By Virginia Speirs
Kadir Sener, assistant professor of civil and environmental engineering, had a busy year. With two projects totaling more than $1 million in federal grant funding, the structural engineering researcher is working to keep infrastructure safe from external hazards using sustainable and resilient solutions.
The first project, led by Sener and Jack Montgomery, associate professor of civil and environmental engineering, received $499,999 from the U.S. Nuclear Regulatory Commission to develop a soil-structure-interaction framework to enhance the regulatory oversight of new generation nuclear power plant designs known as Small Modular Reactors (SMRs).
“Most SMR designs that are currently under development place the critical compartments like the reactor containment or the entire structure below ground level,” Sener said. “This structural layout is advantageous in protecting compartments with critical equipment from external hazards and also mitigating the environmental exposure of contaminants in an accident event.

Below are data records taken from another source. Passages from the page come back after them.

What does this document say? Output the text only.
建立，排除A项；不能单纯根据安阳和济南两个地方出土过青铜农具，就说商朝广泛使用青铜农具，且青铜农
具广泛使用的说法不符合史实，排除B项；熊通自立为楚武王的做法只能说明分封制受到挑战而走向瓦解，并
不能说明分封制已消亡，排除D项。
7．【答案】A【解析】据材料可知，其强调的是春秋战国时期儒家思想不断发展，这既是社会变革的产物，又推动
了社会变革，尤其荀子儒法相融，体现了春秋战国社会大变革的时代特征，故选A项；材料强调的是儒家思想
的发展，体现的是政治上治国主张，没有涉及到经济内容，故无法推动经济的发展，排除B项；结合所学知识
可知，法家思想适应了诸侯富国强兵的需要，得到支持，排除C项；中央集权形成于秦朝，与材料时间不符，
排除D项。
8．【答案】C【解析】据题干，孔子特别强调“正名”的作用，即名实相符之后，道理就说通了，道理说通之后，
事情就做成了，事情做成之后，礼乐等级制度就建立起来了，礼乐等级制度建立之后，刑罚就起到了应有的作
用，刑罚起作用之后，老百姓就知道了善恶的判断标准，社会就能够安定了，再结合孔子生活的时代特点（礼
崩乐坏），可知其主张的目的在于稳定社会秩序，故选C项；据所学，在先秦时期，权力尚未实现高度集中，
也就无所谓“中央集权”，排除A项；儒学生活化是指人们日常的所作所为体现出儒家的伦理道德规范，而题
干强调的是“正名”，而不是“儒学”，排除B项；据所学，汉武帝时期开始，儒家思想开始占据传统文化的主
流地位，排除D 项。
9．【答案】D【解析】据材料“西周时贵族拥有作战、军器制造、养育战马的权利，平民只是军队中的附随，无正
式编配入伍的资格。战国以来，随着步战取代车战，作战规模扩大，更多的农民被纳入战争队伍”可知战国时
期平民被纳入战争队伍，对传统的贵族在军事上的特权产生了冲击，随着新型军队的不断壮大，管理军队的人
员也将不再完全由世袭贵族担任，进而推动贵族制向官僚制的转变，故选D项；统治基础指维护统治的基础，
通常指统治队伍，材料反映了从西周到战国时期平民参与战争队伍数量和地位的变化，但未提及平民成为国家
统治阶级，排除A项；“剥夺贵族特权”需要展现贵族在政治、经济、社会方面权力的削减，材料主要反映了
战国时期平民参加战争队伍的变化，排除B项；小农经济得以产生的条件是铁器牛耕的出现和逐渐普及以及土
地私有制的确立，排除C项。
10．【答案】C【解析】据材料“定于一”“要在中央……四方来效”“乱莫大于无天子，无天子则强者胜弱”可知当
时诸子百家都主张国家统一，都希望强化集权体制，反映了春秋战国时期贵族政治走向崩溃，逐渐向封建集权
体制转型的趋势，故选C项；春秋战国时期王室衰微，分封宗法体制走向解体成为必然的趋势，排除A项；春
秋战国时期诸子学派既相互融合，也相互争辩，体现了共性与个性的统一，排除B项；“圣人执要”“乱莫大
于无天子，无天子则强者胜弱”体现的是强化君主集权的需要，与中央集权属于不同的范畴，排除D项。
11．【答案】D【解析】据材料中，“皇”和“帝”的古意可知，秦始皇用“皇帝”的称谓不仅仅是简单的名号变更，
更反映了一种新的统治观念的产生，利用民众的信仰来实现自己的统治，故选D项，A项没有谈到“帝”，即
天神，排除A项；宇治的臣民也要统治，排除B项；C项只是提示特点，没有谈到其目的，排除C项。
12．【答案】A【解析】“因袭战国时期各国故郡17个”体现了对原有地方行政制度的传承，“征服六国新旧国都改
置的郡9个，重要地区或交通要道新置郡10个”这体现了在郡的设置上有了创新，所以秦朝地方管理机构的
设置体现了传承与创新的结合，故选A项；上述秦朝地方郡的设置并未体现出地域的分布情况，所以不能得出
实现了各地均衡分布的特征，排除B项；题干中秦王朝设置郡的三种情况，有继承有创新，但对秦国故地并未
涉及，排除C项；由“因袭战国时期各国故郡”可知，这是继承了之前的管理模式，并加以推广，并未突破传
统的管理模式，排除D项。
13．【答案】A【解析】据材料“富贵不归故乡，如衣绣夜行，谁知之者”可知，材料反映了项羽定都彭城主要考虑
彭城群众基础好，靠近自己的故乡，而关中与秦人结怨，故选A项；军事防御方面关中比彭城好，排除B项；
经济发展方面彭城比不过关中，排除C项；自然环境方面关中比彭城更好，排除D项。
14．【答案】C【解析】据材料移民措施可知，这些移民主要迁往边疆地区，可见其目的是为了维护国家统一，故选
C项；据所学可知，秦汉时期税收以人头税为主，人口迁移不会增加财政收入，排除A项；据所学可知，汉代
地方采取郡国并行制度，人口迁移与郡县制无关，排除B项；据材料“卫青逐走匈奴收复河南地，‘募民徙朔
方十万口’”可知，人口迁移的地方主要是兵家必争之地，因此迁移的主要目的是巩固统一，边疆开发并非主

However, partially or fully burying these structures causes potential uncertainties related to the performance against earthquakes, where soil-structure-interaction and interface behavior are expected to have a significant impact on the structural response.”
The research team will conduct experimental and numerical studies to develop a modeling framework for improved safety of SMRs.

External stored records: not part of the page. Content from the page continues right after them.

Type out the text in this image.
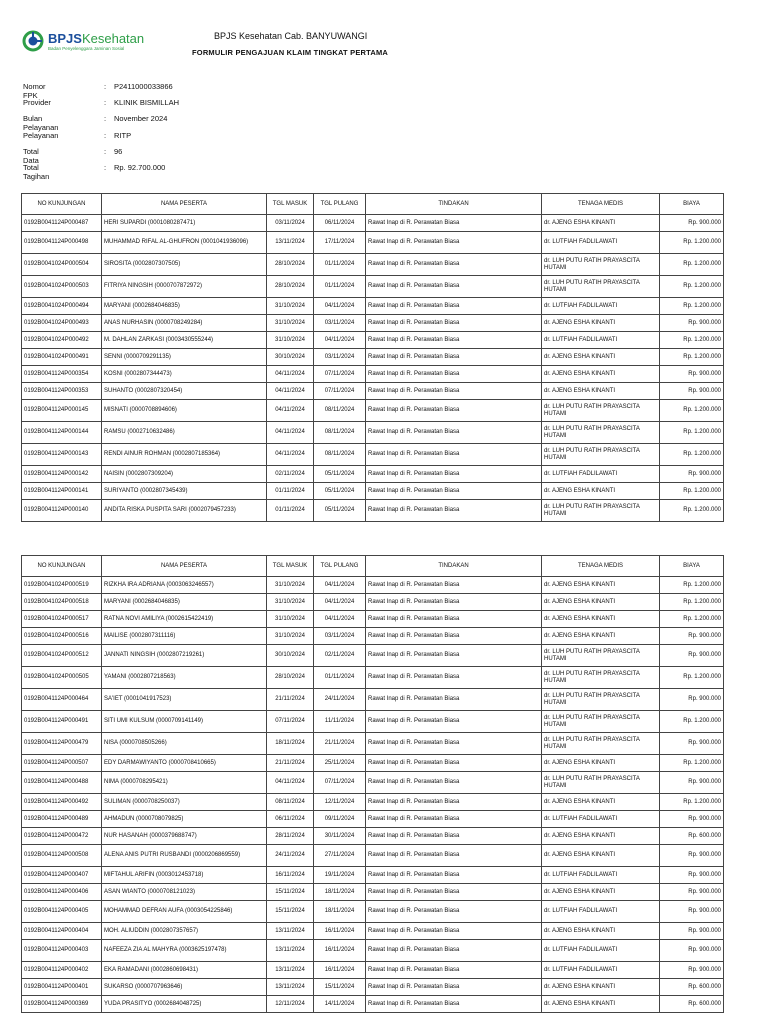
BPJSKesehatan
Badan Penyelenggara Jaminan Sosial
BPJS Kesehatan Cab. BANYUWANGI
FORMULIR PENGAJUAN KLAIM TINGKAT PERTAMA
Nomor FPK
: P2411000033866
Provider	: KLINIK BISMILLAH
Bulan Pelayanan
: November 2024
Pelayanan	: RITP
Total Data
: 96
Total Tagihan
: Rp. 92.700.000
NO KUNJUNGAN	NAMA PESERTA	TGL MASUK	TGL PULANG	TINDAKAN	TENAGA MEDIS	BIAYA
0192B0041124P000487	HERI SUPARDI (0001080287471)	03/11/2024	06/11/2024	Rawat Inap di R. Perawatan Biasa	dr. AJENG ESHA KINANTI	Rp. 900.000
0192B0041124P000498	MUHAMMAD RIFAL AL-GHUFRON (0001041936096)	13/11/2024	17/11/2024	Rawat Inap di R. Perawatan Biasa	dr. LUTFIAH FADLILAWATI	Rp. 1.200.000
0192B0041024P000504	SIROSITA (0002807307505)	28/10/2024	01/11/2024	Rawat Inap di R. Perawatan Biasa	dr. LUH PUTU RATIH PRAYASCITA HUTAMI	Rp. 1.200.000
0192B0041024P000503	FITRIYA NINGSIH (0000707872972)	28/10/2024	01/11/2024	Rawat Inap di R. Perawatan Biasa	dr. LUH PUTU RATIH PRAYASCITA HUTAMI	Rp. 1.200.000
0192B0041024P000494	MARYANI (0002684046835)	31/10/2024	04/11/2024	Rawat Inap di R. Perawatan Biasa	dr. LUTFIAH FADLILAWATI	Rp. 1.200.000
0192B0041024P000493	ANAS NURHASIN (0000708249284)	31/10/2024	03/11/2024	Rawat Inap di R. Perawatan Biasa	dr. AJENG ESHA KINANTI	Rp. 900.000
0192B0041024P000492	M. DAHLAN ZARKASI (0003430555244)	31/10/2024	04/11/2024	Rawat Inap di R. Perawatan Biasa	dr. LUTFIAH FADLILAWATI	Rp. 1.200.000
0192B0041024P000491	SENNI (0000709291135)	30/10/2024	03/11/2024	Rawat Inap di R. Perawatan Biasa	dr. AJENG ESHA KINANTI	Rp. 1.200.000
0192B0041124P000354	KOSNI (0002807344473)	04/11/2024	07/11/2024	Rawat Inap di R. Perawatan Biasa	dr. AJENG ESHA KINANTI	Rp. 900.000
0192B0041124P000353	SUHANTO (0002807320454)	04/11/2024	07/11/2024	Rawat Inap di R. Perawatan Biasa	dr. AJENG ESHA KINANTI	Rp. 900.000
0192B0041124P000145	MISNATI (0000708894606)	04/11/2024	08/11/2024	Rawat Inap di R. Perawatan Biasa	dr. LUH PUTU RATIH PRAYASCITA HUTAMI	Rp. 1.200.000
0192B0041124P000144	RAMSU (0002710632486)	04/11/2024	08/11/2024	Rawat Inap di R. Perawatan Biasa	dr. LUH PUTU RATIH PRAYASCITA HUTAMI	Rp. 1.200.000
0192B0041124P000143	RENDI AINUR ROHMAN (0002807185364)	04/11/2024	08/11/2024	Rawat Inap di R. Perawatan Biasa	dr. LUH PUTU RATIH PRAYASCITA HUTAMI	Rp. 1.200.000
0192B0041124P000142	NAISIN (0002807309204)	02/11/2024	05/11/2024	Rawat Inap di R. Perawatan Biasa	dr. LUTFIAH FADLILAWATI	Rp. 900.000
0192B0041124P000141	SURIYANTO (0002807345439)	01/11/2024	05/11/2024	Rawat Inap di R. Perawatan Biasa	dr. AJENG ESHA KINANTI	Rp. 1.200.000
0192B0041124P000140	ANDITA RISKA PUSPITA SARI (0002079457233)	01/11/2024	05/11/2024	Rawat Inap di R. Perawatan Biasa	dr. LUH PUTU RATIH PRAYASCITA HUTAMI	Rp. 1.200.000
NO KUNJUNGAN	NAMA PESERTA	TGL MASUK	TGL PULANG	TINDAKAN	TENAGA MEDIS	BIAYA
0192B0041024P000519	RIZKHA IRA ADRIANA (0003063246557)	31/10/2024	04/11/2024	Rawat Inap di R. Perawatan Biasa	dr. AJENG ESHA KINANTI	Rp. 1.200.000
0192B0041024P000518	MARYANI (0002684046835)	31/10/2024	04/11/2024	Rawat Inap di R. Perawatan Biasa	dr. AJENG ESHA KINANTI	Rp. 1.200.000
0192B0041024P000517	RATNA NOVI AMILIYA (0002615422419)	31/10/2024	04/11/2024	Rawat Inap di R. Perawatan Biasa	dr. AJENG ESHA KINANTI	Rp. 1.200.000
0192B0041024P000516	MAILISE (0002807311116)	31/10/2024	03/11/2024	Rawat Inap di R. Perawatan Biasa	dr. AJENG ESHA KINANTI	Rp. 900.000
0192B0041024P000512	JANNATI NINGSIH (0002807219261)	30/10/2024	02/11/2024	Rawat Inap di R. Perawatan Biasa	dr. LUH PUTU RATIH PRAYASCITA HUTAMI	Rp. 900.000
0192B0041024P000505	YAMANI (0002807218563)	28/10/2024	01/11/2024	Rawat Inap di R. Perawatan Biasa	dr. LUH PUTU RATIH PRAYASCITA HUTAMI	Rp. 1.200.000
0192B0041124P000464	SA'IET (0001041917523)	21/11/2024	24/11/2024	Rawat Inap di R. Perawatan Biasa	dr. LUH PUTU RATIH PRAYASCITA HUTAMI	Rp. 900.000
0192B0041124P000491	SITI UMI KULSUM (0000709141149)	07/11/2024	11/11/2024	Rawat Inap di R. Perawatan Biasa	dr. LUH PUTU RATIH PRAYASCITA HUTAMI	Rp. 1.200.000
0192B0041124P000479	NISA (0000708505266)	18/11/2024	21/11/2024	Rawat Inap di R. Perawatan Biasa	dr. LUH PUTU RATIH PRAYASCITA HUTAMI	Rp. 900.000
0192B0041124P000507	EDY DARMAWIYANTO (0000708410665)	21/11/2024	25/11/2024	Rawat Inap di R. Perawatan Biasa	dr. AJENG ESHA KINANTI	Rp. 1.200.000
0192B0041124P000488	NIMA (0000708295421)	04/11/2024	07/11/2024	Rawat Inap di R. Perawatan Biasa	dr. LUH PUTU RATIH PRAYASCITA HUTAMI	Rp. 900.000
0192B0041124P000492	SULIMAN (0000708250037)	08/11/2024	12/11/2024	Rawat Inap di R. Perawatan Biasa	dr. AJENG ESHA KINANTI	Rp. 1.200.000
0192B0041124P000489	AHMADUN (0000708079825)	06/11/2024	09/11/2024	Rawat Inap di R. Perawatan Biasa	dr. LUTFIAH FADLILAWATI	Rp. 900.000
0192B0041124P000472	NUR HASANAH (0000379688747)	28/11/2024	30/11/2024	Rawat Inap di R. Perawatan Biasa	dr. AJENG ESHA KINANTI	Rp. 600.000
0192B0041124P000508	ALENA ANIS PUTRI RUSBANDI (0000206869559)	24/11/2024	27/11/2024	Rawat Inap di R. Perawatan Biasa	dr. AJENG ESHA KINANTI	Rp. 900.000
0192B0041124P000407	MIFTAHUL ARIFIN (0003012453718)	16/11/2024	19/11/2024	Rawat Inap di R. Perawatan Biasa	dr. LUTFIAH FADLILAWATI	Rp. 900.000
0192B0041124P000406	ASAN WIANTO (0000708121023)	15/11/2024	18/11/2024	Rawat Inap di R. Perawatan Biasa	dr. AJENG ESHA KINANTI	Rp. 900.000
0192B0041124P000405	MOHAMMAD DEFRAN AUFA (0003054225846)	15/11/2024	18/11/2024	Rawat Inap di R. Perawatan Biasa	dr. LUTFIAH FADLILAWATI	Rp. 900.000
0192B0041124P000404	MOH. ALIUDDIN (0002807357657)	13/11/2024	16/11/2024	Rawat Inap di R. Perawatan Biasa	dr. AJENG ESHA KINANTI	Rp. 900.000
0192B0041124P000403	NAFEEZA ZIA AL MAHYRA (0003625197478)	13/11/2024	16/11/2024	Rawat Inap di R. Perawatan Biasa	dr. LUTFIAH FADLILAWATI	Rp. 900.000
0192B0041124P000402	EKA RAMADANI (0002860698431)	13/11/2024	16/11/2024	Rawat Inap di R. Perawatan Biasa	dr. LUTFIAH FADLILAWATI	Rp. 900.000
0192B0041124P000401	SUKARSO (0000707963646)	13/11/2024	15/11/2024	Rawat Inap di R. Perawatan Biasa	dr. AJENG ESHA KINANTI	Rp. 600.000
0192B0041124P000369	YUDA PRASITYO (0002684048725)	12/11/2024	14/11/2024	Rawat Inap di R. Perawatan Biasa	dr. AJENG ESHA KINANTI	Rp. 600.000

“Nearly all studies on interface behavior between soil and structures have focused on small-scale tests or surface footings, which makes it difficult to know if the results are valid for large, buried structures,” Montgomery said. “The geotechnical chamber built into Auburn’s recently opened Advanced Structural Engineering Laboratory will give us the unique testing capability to test large-scale specimens that realistically simulate the interface behavior.”
Montgomery said the experimental data generated during the project will be seminal in guiding vendors and researchers to conduct further investigations on specific structure designs and soil conditions.
Additionally, Sener is the principal investigator on a multi-disciplinary project that received nearly $500,000 in federal and industry funds, including $237,000 from the USDA Forest Service Wood Innovations Grant program.
The project includes four Auburn Engineering professors from three different disciplines who will research the best way to design a sustainable, economically feasible building structure using timber and steel. The goal of the project is not only to provide an environmentally friendly construction option but also a structurally efficient and widely applicable building method.
Co-principal investigator David Roueche, assistant professor of civil and environmental engineering and specialist in cross-laminated timber, says that southern pine, one of the most abundant trees in Alabama, is one of the best species of wood to use in this project.
The current construction practice for mid-rise steel frame buildings uses 60-70% of the overall material in the floor alone. Additionally, most of the material used is concrete — an inexpensive, yet environmentally detrimental material with a substantial carbon footprint. For this reason, cross-laminated timber panels will replace the concrete in this new design.
According to Sener, steel and timber are ideal structural partners. The combination of steel and timber have a degree of structural performance that the individual materials could never reach, he said.
“In order to open the market for mass timber, we wanted to use it with steel structures, since timber alone is not economically feasible for high-rise buildings,” Sener said. “We ended up designing a very sustainable construction system, too.”